Salvador Moreno Peralta

Manolo y la existencia capicúa

Un año sin Manuel Alcántara

Manuel Alcántara, en una imagen de 2015.
Manuel Alcántara, en una imagen de 2015. / Jorge Zapata / Efe

17 de abril 2020 - 07:15

Escribo estas líneas convencido de que no las va a leer nadie. Quizás Lola, Juan, Teo, Rafa, Paco, José Luis …y algunos más, porque no podemos pensar que Manolo tenía solo un círculo de adoradores; por lo pronto, todos aquellos que declaraban empezar el periódico por la última página, para leer su columna primero, aunque no siempre fuera cierto. De los géneros literarios y subgéneros afines, uno de los más tópicos es el de los obituarios y las efemérides, y entre el glosario de frases memorables de este grandísimo búho de las letras españolas estaba el de “no aburrir a Dios por encima de todas las cosas”. Aburrir hablando de Manolo es para que le maten a uno, de ahí la brevedad de este comentario al año de su partida.

Algunos privilegiados rompimos con Manolo la barrera de la admiración -que marca distancias- y entramos en el de la amistad, aunque ello impusiera una disciplina, la que exige el ingreso en una selecta hermandad: había que amar la vida, conseguir que chisporroteara en cada detalle, desde un soneto a un gol por la escuadra, desde Quevedo a Di Stéfano, había que saber reírse de todo y de todos, sin más frontera que la humillación, había que saber acompasar nuestro hígado al suyo, ser liberal acérrimo -en la acepción primera y quinta de la RAE- y, a ser posible, manifestar ese punto de cosmopolitismo que te daba el haber vivido las noches de Madrid en unos años difíciles que, como él decía, “eran los más nuestros”.

Sin ser muy conscientes estábamos empapados de Manolo hasta el punto de que, al afrontar cualquier situación, le teníamos como un verdadero vademécum vital. ¿Qué haría o diría Manolo en tal o cual situación? Pero me es difícil imaginarlo hoy ante esta tragedia que la misericordia divina le evitó. No obstante ya iba pregonando hace tiempo que había vivido una existencia capicúa: había nacido con una guerra civil y vislumbraba apesadumbrado que moriría con otra. Esto le producía una enorme tristeza a quien había dedicado su vida a combatir el odio. Este año sin verle lo hemos considerado más o menos como una ausencia transitoria. Ahora, ante el atronador ruido de la hecatombe y la envilecedora confusión de las redes, es cuando más falta hacía la sosegada lección de sus columnas.
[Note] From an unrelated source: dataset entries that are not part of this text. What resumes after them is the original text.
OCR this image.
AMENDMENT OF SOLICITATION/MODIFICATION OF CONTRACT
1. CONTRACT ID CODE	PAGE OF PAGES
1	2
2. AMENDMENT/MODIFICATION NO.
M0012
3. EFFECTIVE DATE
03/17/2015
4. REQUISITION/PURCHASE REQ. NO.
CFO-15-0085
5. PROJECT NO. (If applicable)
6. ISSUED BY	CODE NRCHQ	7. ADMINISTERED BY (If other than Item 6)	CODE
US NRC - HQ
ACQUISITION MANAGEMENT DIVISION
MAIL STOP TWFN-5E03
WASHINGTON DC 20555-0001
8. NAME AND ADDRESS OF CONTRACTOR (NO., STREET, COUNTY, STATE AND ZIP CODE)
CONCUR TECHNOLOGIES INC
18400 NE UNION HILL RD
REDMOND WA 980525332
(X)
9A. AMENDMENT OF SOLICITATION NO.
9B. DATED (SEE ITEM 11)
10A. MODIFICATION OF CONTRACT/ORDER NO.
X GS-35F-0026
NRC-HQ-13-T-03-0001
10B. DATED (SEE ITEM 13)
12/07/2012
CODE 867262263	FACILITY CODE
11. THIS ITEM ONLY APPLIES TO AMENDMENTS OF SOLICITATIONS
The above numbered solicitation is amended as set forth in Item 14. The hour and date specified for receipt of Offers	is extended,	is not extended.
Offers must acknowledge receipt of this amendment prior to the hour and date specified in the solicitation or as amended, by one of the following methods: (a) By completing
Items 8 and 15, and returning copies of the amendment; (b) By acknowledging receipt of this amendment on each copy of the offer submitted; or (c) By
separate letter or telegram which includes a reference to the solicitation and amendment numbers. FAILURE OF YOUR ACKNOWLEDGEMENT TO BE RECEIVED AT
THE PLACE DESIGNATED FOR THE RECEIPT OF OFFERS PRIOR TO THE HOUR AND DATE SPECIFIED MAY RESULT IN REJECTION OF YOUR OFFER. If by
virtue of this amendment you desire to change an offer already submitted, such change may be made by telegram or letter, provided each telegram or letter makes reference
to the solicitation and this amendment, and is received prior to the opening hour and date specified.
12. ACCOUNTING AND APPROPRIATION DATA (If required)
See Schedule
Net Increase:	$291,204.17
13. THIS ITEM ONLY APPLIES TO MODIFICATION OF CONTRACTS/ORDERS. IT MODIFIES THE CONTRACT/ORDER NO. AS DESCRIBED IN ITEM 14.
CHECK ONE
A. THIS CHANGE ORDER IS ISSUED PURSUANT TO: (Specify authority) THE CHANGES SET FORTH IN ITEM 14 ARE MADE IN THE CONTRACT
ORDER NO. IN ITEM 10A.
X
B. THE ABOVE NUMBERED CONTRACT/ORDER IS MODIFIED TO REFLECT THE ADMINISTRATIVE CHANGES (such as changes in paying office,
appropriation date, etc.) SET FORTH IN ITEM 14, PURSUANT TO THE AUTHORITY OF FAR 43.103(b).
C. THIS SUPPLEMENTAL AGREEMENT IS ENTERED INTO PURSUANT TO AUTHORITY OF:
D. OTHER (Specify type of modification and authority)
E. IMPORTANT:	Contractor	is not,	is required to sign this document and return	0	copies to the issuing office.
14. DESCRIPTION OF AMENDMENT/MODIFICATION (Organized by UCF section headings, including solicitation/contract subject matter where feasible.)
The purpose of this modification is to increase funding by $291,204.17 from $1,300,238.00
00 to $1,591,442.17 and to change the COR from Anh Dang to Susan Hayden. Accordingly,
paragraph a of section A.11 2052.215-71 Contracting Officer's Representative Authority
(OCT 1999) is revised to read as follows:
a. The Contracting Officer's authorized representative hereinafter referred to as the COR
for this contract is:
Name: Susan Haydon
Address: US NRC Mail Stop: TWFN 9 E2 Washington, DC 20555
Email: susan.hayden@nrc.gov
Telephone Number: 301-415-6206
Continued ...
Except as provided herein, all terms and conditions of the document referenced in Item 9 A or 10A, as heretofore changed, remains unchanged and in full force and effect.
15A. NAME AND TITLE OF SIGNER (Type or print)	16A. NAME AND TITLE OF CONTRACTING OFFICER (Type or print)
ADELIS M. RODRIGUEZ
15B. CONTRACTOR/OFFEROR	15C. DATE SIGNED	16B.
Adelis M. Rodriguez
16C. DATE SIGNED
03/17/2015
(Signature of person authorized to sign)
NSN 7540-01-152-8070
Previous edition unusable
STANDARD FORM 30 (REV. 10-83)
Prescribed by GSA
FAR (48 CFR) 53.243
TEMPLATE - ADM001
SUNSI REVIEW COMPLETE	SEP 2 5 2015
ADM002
Leer en estos momentos a Manolo, sus artículos y poemas, es, en su intimidad, algo parecido a los aplausos en los balcones: un afloramiento de dignidad, un destello de grandeza humana, un acto de amor en tiempos del cólera. Y todo eso está muy bien, pero es entonces cuando te das cuenta de que ya no volveremos a almorzar juntos.